Adesso si deve focalizzare l’attenzione su incrementi degli stanziamenti LEA (ndr Livelli Essenziali di Assistenza sono le prestazioni e i servizi che il Servizio sanitario nazionale (SSN) è tenuto a fornire a tutti i cittadini, gratuitamente o dietro pagamento di una quota di partecipazione (ticket), con le risorse pubbliche raccolte attraverso la fiscalità generale (tasse) che permettano l’inserimento di farmaci e prodotti necessari per la nostra comunità, anche se non previsti normalmente in rimborso (fascia C, integratori, cosmetici). Si devono inoltre prevedere nella delibera anche tutte le patologie ad oggi non riconosciute con un codice di esenzione specifico.

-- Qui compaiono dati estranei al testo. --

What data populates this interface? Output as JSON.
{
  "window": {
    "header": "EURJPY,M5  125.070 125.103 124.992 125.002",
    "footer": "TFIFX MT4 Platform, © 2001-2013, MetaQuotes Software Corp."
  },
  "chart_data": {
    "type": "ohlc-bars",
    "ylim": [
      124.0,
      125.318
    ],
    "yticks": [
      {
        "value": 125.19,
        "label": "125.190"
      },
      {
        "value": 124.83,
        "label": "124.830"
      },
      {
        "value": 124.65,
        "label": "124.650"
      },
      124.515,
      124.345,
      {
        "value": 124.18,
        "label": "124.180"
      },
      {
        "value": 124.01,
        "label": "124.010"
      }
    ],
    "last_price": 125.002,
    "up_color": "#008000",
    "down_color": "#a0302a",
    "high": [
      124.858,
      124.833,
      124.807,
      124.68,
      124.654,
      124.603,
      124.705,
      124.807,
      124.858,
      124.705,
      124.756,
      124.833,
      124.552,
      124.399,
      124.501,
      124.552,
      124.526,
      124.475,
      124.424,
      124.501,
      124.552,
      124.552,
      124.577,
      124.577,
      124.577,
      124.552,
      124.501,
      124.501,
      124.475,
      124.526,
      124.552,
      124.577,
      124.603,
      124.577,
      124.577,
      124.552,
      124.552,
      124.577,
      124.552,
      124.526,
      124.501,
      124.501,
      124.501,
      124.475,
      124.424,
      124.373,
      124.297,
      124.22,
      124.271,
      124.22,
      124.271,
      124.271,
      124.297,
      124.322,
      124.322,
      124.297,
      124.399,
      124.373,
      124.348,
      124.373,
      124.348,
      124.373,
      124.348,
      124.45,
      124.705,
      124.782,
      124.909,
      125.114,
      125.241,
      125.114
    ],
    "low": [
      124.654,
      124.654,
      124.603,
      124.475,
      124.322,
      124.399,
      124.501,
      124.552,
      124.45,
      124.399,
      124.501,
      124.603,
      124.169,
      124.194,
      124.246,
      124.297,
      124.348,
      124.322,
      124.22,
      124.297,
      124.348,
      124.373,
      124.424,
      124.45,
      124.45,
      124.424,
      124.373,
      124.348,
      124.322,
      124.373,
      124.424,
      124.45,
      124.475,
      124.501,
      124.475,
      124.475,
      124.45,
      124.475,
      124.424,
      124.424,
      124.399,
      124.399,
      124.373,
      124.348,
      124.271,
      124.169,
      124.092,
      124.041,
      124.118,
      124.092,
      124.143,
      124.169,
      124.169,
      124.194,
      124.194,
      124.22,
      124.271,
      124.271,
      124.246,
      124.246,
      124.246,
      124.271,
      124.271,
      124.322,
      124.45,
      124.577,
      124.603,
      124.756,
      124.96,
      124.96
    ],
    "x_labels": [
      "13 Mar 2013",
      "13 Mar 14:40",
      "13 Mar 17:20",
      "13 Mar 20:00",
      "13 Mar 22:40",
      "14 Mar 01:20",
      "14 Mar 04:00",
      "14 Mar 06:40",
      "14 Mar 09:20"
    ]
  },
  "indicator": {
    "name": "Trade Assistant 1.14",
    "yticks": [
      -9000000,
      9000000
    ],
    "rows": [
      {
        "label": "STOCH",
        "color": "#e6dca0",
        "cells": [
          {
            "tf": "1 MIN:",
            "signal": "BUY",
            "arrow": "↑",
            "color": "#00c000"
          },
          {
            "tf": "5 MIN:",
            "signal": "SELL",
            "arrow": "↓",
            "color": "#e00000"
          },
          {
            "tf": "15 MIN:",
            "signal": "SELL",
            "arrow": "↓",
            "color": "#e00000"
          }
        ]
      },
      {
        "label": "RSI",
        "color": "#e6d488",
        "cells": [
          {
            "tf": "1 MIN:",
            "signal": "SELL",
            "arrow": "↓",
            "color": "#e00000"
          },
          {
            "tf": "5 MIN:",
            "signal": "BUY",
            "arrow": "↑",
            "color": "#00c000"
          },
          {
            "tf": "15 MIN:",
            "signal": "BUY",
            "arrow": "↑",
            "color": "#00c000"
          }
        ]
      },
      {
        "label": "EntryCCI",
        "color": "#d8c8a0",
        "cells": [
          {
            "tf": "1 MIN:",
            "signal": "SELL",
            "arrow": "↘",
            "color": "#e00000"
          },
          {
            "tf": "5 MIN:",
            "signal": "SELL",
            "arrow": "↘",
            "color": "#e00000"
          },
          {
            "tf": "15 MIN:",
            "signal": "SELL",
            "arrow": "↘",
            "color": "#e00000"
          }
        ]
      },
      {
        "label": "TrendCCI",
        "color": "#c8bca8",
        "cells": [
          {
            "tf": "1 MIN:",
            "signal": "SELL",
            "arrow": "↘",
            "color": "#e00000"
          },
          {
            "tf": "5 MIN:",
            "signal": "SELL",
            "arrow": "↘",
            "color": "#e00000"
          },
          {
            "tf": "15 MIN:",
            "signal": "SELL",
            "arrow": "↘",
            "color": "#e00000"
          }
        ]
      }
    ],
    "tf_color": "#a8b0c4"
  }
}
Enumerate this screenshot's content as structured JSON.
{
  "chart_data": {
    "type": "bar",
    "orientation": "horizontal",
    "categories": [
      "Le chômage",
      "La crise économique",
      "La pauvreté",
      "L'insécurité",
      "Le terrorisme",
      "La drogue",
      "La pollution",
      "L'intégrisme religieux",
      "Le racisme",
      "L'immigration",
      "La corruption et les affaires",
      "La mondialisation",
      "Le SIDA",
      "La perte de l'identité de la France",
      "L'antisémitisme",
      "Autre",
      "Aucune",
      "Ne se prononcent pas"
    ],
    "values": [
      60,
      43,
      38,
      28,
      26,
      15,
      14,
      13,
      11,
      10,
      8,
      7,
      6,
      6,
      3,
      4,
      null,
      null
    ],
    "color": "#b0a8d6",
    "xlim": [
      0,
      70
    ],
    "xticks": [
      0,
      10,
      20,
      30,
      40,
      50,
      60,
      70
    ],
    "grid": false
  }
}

3) Quale impatto concreto potranno avere gli investimenti previsti dal PNRR nell’ambito della sanità e nello specifico di quella dedicata alle patologie più rare, al fine di assicurare realmente una inclusione ed una tutela di tante famiglie e pazienti che si sentono spesso isolati. Come si potrà far sentire la loro voce ed essere quindi coinvolti nei cd “tavoli sociali ” di controllo e monitoraggio presso la Presidenza del Consiglio ?
Dovremo prestare particolare attenzione alla costruzione del sistema ospedale territorio, per poter garantire che il percorso del “raro” sia facilitato e integrato. Ci auspichiamo che sia sempre più stretta anche l’integrazione con la parte sociale, per far si che gli interventi sulla persona siano davvero vicini a quella presa in carico olistica che auspichiamo a livello europeo.
La Federazione ha interlocuzioni con il Ministero della Salute, anche attraverso il Tavolo Tecnico istituito dal Sottosegretario Sileri a tematica specifica, ma in generale nei tavoli che stanno aggiornando il Piano nazionale malattie rare e il panel delle patologie dello screening neonatale esteso. Il Presidente Draghi ha dimostrato un’attenzione particolare alle malattie Rare inserendo nel PNRR un finanziamento specifico dedicato di 50 milioni di euro (altri 50 sono dedicati ai tumori rari).
Ogni anno, attraverso MonitoRare, il rapporto della situazione delle persone con malattia rara in Italia, facciamo il punto della situazione e rendicontiamo quanto fatto dagli organi preposti a favore della nostra comunità. Sarà nostra cura inserire anche un capitolo specifico proprio sul PNRR.